Strona główna » Aktualności » Regulski: Chłopcy muszą sobie uświadomić z czym trzeba się mierzyć

Regulski: Chłopcy muszą sobie uświadomić z czym trzeba się mierzyć

Data publikacji: 09-02-2019 17:57



W sobotnie przedpołudnie juniorzy starsi po szalonym pościgu zdołali zremisować z Dalinem Myślenice 3:3 (0:2). Mimo zachowania twarzy w tym starciu trener Regulski nie szczędził słów krytyki wobec swoich podopiecznych. „Nie jestem zadowolony ani z gry, ani z wyniku, bo tak naprawdę zdobyliśmy dwie bramki po prezentach przeciwnika. Nie były to zatem nasze akcje - przemyślane, skonstruowane od początku do końca. Dużo błędów indywidualnych w fazie obrony i ataku” - mówił po meczu.

Fot. Przemek Marczewski Fot. Przemek Marczewski

„Stworzyliśmy niewiele sytuacji. Jesteśmy na takim etapie przygotowań, że ten tydzień poświęciliśmy na grupowych zajęciach w defensywie. Na pewno musimy przypomnieć sobie organizację w pressingu wysokim oraz średnim, bo to dzisiaj kompletnie nie funkcjonowało. Brakuje nam szybkości w indywidualnych zachowaniach i nie wygląda to tak, jak bym sobie tego życzył” - przyznał zaniepokojony szkoleniowiec.

Ścianą niemal nie do przejścia dla Wiślaków był duet środkowych obrońców myślenickiej ekipy. „Z takim przeciwnikiem, jak Dalin trzeba się wykazać piłkarską inteligencją. Grając z rywalem mocniejszym, większym i lepszym fizycznie należy szukać innego sposobu, by go ograć, a na pewno szybko podejmować decyzje. Takie gry z seniorami właśnie po to są. Za chwilę ci chłopcy będą mieć aspiracje, by grać gdzieś wyżej i muszą sobie uświadomić z czym trzeba się mierzyć” - stwierdził.

W 40. minucie sparingu kontuzji doznał Patryk Moskiewicz. Jak poważny jest ten uraz? „Na ten moment wygląda to dość poważnie. Rozmawiałem z naszym sztabem medycznym i prawdopodobnie uszkodzeniu uległ staw skokowy. Myślę, że dalsza diagnoza pozwoli nam wykluczyć dłuższą przerwę Patryka” - żywił nadzieję opiekun juniorów starszych.

Wiślacy na obczyźnie

W składzie wystąpiło aż trzech Wiślaków, których Paweł Regulski miał pod swoimi skrzydłami. „Rozmawiałem na temat Kuby Żółkosia z trenerem Orłowskim. To wzór pracy i solidności - w tych aspektach nic się nie zmieniło. W ocenie szkoleniowca Dalinu Karol Rak wykazuje się sporym zaangażowaniem, co nie zawsze było normą podczas jego pobytu u nas.

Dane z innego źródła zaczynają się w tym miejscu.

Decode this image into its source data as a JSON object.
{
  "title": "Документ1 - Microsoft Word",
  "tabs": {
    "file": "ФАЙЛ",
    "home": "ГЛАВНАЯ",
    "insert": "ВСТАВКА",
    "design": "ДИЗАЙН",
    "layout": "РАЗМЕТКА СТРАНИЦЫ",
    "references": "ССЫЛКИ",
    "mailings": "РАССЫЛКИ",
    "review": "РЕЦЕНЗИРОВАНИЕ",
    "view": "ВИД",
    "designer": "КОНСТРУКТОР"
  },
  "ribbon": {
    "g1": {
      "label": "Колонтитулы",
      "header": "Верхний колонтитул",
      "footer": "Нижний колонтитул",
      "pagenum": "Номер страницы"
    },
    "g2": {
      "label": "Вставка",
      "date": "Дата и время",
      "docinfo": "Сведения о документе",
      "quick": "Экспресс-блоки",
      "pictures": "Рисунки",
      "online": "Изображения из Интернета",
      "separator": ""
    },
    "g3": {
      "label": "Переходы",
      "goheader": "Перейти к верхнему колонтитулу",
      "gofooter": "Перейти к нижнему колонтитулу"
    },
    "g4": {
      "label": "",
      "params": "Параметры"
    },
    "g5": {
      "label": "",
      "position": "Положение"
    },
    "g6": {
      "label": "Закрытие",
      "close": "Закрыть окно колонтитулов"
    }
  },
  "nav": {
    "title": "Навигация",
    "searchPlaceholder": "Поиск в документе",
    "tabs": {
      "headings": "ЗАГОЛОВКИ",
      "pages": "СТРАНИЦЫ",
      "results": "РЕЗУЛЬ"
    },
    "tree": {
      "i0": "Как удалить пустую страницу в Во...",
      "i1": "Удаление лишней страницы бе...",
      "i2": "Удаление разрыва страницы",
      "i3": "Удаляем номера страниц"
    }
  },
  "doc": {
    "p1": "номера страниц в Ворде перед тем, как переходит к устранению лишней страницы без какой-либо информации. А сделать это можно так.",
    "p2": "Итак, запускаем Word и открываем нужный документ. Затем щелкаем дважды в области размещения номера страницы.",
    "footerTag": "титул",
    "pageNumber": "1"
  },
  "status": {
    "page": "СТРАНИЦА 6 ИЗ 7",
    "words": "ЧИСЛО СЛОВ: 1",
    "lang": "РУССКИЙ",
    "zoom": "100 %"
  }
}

Adrian Grzybek to też zawodnik, który prezentował wysokie umiejętności i potencjał” - dodał z nutą nostalgii.

Kolektyw juniorów starszych jest obecnie intensywnie sprawdzany przez sztab szkoleniowy pierwszej drużyny. Jak bardzo utrudnia to głowie ekipy CLJ w przygotowaniach do sezonu? „Miałem plan, by sprawdzić Daniela Hoyo-Kowalskiego i Jakuba Zimę. Na pewno brakowało mi na boisku Dawida Szota. Chłopcy będący w orbicie zainteresowań trenera Stolarczyka stanowią jakość naszego zespołu. Ich nieobecność jest odczuwalna.”

Miejsce w środku obrony było dziś zarezerwowane dla Jakuba Zimy. Czy to właśnie tam widzi go trener? „To był pierwszy mecz Kuby z nami. Chciałem go sprawdzić w meczu z Jagiellonią, ale wyłączyła go choroba. Aktualnie niczego nie wykluczam” - wyjaśniał Paweł Regulski.